Padroeira da música, Santa Cecília poderia servir de mote para mais este elogio à beleza do empreendimento humano: a "fonte" ou tecnicamente a família tipográfica criada por um jovem genial chamado Peter Matthias Noordzij. Assunto interessante e pouco conhecido, é a estréia do designer José Luís Bomfim no Ocidentalismo.org.

por José Luis Bomfim

"Caecilia" é uma família tipográfica desenhada por Peter Matthias Noordzij e publicada no ano da graça de 1991 pela Linotype. Trata-se de um marco; o fito desta nota é explicar o porquê.

Corriam na época as primeiras tentativas sérias de desenhar uma fonte que fosse adaptada à fotocomposição digital, conhecida também como off-set digital. O fato é que uma família tipográfica, uma fonte, não existe no ar. Uma família tipográfica é boa na medida em que serve para um determinado projeto tipográfico, e um projeto tem como fim uma boa impressão. Tipografia à moda antiga, com tipos em metal, é um tipo de impressão de resultados escultóricos: o tipo escava o papel dando-lhe aquele matiz aveludado, onde as terminações (tecnicamente terminais) se fazem mais presentes do que na impressão offset, na qual a letra é colocada sobre o papel de forma homogênea. Ora, o desenho deve acompanhar tais mudanças para poder refletir não somente o Zeitgeist, mas para servir ao leitor, que certamente esquecerá da fonte se esta for boa, se for, enfim, legível.

Aí que entra Noordzij, o estudante de tipografia que tinha recebido de seu pai uma educação que insistia na confiança no traço manual. Entre 1985 e 1986 Noorddzij empreendeu uma façanha: queria desenhar uma fonte que fosse um reflexo da vitalidade humanista presente nas fontes renascentistas, dada pelo resquício do sabor do traço dos calígrafos no desenho da fonte e ao mesmo tempo incorporasse o traço contínuo, não modulado, típico das fontes com serifa quadrada ou egípcia tão marcadamente técnicas e sisudas. Para isso ele teve de recuperar o arquétipo de cada letra e combiná-lo em um ritmo que fosse, no desenrolar do texto, gracioso.

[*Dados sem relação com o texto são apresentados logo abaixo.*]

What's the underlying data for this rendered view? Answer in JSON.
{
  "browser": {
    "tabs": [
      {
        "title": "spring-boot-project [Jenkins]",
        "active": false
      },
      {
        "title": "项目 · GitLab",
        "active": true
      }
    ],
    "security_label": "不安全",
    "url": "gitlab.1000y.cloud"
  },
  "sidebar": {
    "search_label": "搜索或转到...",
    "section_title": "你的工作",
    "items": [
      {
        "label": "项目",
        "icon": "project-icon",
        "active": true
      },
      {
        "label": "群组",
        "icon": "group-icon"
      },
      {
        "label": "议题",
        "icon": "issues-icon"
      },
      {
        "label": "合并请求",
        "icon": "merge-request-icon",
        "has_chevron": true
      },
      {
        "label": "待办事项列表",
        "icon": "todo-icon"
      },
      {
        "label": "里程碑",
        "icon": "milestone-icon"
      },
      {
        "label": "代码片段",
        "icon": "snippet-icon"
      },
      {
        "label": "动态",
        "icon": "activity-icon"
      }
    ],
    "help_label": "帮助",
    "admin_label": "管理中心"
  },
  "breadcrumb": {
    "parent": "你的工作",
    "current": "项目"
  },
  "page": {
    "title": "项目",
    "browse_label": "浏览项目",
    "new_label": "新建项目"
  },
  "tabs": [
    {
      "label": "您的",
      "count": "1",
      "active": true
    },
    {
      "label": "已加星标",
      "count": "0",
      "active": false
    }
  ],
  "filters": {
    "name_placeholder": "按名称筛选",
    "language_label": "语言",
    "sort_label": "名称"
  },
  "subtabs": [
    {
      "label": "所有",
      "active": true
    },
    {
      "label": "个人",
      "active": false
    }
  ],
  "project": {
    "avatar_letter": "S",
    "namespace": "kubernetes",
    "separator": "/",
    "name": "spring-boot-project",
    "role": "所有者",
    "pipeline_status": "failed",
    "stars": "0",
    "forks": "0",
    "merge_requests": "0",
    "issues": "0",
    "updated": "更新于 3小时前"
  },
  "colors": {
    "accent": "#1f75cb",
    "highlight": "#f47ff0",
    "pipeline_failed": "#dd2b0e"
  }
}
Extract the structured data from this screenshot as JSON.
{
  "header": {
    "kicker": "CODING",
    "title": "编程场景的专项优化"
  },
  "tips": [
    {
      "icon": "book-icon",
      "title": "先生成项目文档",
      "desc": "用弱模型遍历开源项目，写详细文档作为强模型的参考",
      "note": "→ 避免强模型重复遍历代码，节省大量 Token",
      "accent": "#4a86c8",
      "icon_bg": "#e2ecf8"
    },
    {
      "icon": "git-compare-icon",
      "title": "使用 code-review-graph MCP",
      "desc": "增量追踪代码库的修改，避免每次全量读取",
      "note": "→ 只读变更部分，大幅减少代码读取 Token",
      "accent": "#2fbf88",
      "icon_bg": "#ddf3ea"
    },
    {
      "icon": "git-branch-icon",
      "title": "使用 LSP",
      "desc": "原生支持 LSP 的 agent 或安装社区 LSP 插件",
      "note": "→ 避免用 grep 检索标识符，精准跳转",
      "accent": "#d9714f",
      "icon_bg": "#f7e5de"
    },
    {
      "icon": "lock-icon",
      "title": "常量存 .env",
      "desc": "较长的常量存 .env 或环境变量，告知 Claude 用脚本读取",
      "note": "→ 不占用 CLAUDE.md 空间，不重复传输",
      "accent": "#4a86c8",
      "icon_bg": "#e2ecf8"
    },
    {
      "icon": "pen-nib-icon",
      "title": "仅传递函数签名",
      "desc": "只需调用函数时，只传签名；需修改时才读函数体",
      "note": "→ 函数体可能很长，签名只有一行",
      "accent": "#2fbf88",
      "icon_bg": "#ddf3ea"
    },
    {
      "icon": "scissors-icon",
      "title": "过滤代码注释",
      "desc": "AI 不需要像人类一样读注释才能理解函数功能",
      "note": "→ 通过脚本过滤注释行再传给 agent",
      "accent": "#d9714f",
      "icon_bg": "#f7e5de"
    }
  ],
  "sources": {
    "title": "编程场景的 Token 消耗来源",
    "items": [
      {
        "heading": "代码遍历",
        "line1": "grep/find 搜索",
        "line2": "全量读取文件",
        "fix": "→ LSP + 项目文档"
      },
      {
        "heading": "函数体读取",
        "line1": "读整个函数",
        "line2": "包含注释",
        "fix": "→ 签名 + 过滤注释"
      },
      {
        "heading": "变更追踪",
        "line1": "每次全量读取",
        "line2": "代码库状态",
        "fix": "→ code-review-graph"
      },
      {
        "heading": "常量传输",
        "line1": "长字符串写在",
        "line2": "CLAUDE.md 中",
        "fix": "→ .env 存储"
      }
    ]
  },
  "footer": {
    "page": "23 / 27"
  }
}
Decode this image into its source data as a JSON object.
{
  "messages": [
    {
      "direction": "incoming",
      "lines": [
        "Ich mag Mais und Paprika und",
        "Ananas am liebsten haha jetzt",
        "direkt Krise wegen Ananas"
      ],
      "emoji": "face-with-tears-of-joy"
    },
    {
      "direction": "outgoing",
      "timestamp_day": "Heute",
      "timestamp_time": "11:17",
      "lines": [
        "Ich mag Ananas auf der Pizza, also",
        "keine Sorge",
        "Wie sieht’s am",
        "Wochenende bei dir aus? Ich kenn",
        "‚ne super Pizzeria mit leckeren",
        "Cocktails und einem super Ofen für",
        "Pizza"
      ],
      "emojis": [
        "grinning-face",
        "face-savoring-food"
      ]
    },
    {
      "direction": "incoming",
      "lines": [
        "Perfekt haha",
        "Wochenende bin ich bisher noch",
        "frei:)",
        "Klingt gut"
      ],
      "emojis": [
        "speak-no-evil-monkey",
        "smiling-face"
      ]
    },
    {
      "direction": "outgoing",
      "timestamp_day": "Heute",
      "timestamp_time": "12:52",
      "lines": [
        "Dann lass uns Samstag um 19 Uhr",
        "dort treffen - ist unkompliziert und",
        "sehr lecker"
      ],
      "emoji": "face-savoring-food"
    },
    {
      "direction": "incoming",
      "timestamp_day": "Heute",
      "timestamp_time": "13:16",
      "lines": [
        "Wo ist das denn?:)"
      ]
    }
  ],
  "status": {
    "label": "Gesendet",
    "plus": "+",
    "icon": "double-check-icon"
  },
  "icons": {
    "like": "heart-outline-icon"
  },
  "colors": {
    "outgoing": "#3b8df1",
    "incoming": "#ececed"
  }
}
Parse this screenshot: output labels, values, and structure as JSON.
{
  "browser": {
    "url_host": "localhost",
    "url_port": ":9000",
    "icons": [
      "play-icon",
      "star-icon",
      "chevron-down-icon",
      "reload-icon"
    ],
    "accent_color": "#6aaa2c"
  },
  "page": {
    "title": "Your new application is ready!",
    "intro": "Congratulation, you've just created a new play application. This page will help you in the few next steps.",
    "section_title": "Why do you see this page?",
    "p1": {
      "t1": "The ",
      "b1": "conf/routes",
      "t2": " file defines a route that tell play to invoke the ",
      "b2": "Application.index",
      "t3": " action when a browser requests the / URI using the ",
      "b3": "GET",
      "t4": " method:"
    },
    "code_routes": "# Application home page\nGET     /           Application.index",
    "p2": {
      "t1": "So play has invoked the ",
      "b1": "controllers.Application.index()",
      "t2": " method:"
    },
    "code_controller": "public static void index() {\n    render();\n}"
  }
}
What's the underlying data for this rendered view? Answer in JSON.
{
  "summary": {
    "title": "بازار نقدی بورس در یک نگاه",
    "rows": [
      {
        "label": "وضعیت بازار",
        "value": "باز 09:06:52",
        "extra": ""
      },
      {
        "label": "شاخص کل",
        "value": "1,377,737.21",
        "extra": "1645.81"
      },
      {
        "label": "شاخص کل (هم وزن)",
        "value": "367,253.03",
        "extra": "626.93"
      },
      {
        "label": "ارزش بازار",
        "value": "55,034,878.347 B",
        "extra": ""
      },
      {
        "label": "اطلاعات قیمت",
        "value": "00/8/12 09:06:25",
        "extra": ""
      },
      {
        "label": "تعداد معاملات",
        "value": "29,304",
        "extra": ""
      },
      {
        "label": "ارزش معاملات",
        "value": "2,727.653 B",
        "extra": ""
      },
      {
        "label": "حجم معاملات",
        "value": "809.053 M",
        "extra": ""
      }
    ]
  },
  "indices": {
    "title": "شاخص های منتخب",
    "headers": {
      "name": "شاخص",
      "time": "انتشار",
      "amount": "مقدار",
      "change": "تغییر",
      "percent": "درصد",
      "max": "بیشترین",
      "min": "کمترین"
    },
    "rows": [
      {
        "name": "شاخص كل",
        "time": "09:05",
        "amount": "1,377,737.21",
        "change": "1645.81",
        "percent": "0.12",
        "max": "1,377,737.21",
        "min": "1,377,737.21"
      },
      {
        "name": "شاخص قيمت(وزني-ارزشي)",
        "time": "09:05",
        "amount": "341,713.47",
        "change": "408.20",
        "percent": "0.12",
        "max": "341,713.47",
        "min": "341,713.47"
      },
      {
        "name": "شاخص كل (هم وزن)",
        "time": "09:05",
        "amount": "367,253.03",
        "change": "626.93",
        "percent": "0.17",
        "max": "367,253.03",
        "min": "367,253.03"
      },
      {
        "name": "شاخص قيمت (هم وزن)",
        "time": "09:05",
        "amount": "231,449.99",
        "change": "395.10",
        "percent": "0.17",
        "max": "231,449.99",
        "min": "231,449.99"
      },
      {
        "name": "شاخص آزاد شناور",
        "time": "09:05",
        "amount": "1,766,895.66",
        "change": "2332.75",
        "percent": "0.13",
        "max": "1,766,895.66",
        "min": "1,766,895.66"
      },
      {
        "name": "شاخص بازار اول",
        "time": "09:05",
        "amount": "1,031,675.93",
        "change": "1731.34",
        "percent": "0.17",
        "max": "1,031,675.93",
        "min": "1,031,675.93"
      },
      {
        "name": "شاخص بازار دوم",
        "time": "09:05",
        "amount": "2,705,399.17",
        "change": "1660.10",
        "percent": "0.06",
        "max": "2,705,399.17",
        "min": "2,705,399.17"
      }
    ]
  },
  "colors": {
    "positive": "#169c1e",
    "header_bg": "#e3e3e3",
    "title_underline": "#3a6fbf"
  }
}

Quando Adrian Frutiger, um dos patricarcas da tipografia do século XX, viu os rascunhos do jovem holandês, não teve dúvidas e o recomendou avidamente à Linotype.

Para vir à luz, porém, Caecilia, demorou outros cinco anos. Isto porque a edição da fonte dependia de tecnologias até então não testadas totalmente, uma vez que se passava do offset analógico ao digital. Mas a persistência e o cuidado nanométrico com os detalhes fez com que a fonte se tornasse um clássico de nascença.


Caecilia foi o nome escolhido para homenagear sua esposa, Marie-Cécile, mas pode evocar também santa Cecília, padroeira da música; pode evocar ainda a síntese do que parecia contraditório, o triunfo dialético do esforço humano sobre a matéria. Isto porque, como disse ao início, a fonte resiste bem às mais humildes impressões, inclusive àquela página que a tua laser de 300 dpi imprime com diligência. Coisa que a badalada ̶ e com as devidas razões ̶ Palatino, não faz com a mesma argúcia. O triunfo definitivo da fonte viria mais tarde, quando a Amazon resolveu escolher a Caecilia como fonte padrão de leitura no Kindle. Noordzij transcendia assim mais uma vez a idéia pós-moderna de técnica, algo que limita o homem, e dava humanidade à leitura, ligando com persistência e graça o passado do calígrafo renascentista ao moderno e-book.

Pode-se acessar o especimen da fonte em extensão pdf aqui.

2 comentários:

Caluã disse...

Parabéns pelo artigo, Zé! Mas, diga, você sabe se a Caecilia funciona bem no papel eletrônico do Kindle?

Zé Luis disse...

Obrigado, Caluã. Bem lembrado: o papel eletrônico é diferente do tubo catódico, do plasma ou do LCD. A luz não vem de trás, mas é refletida, é a luz do ambiente que dá o tom correto à leitura. Pelo que Pelo que pude testar a Caecilia funciona bem sim.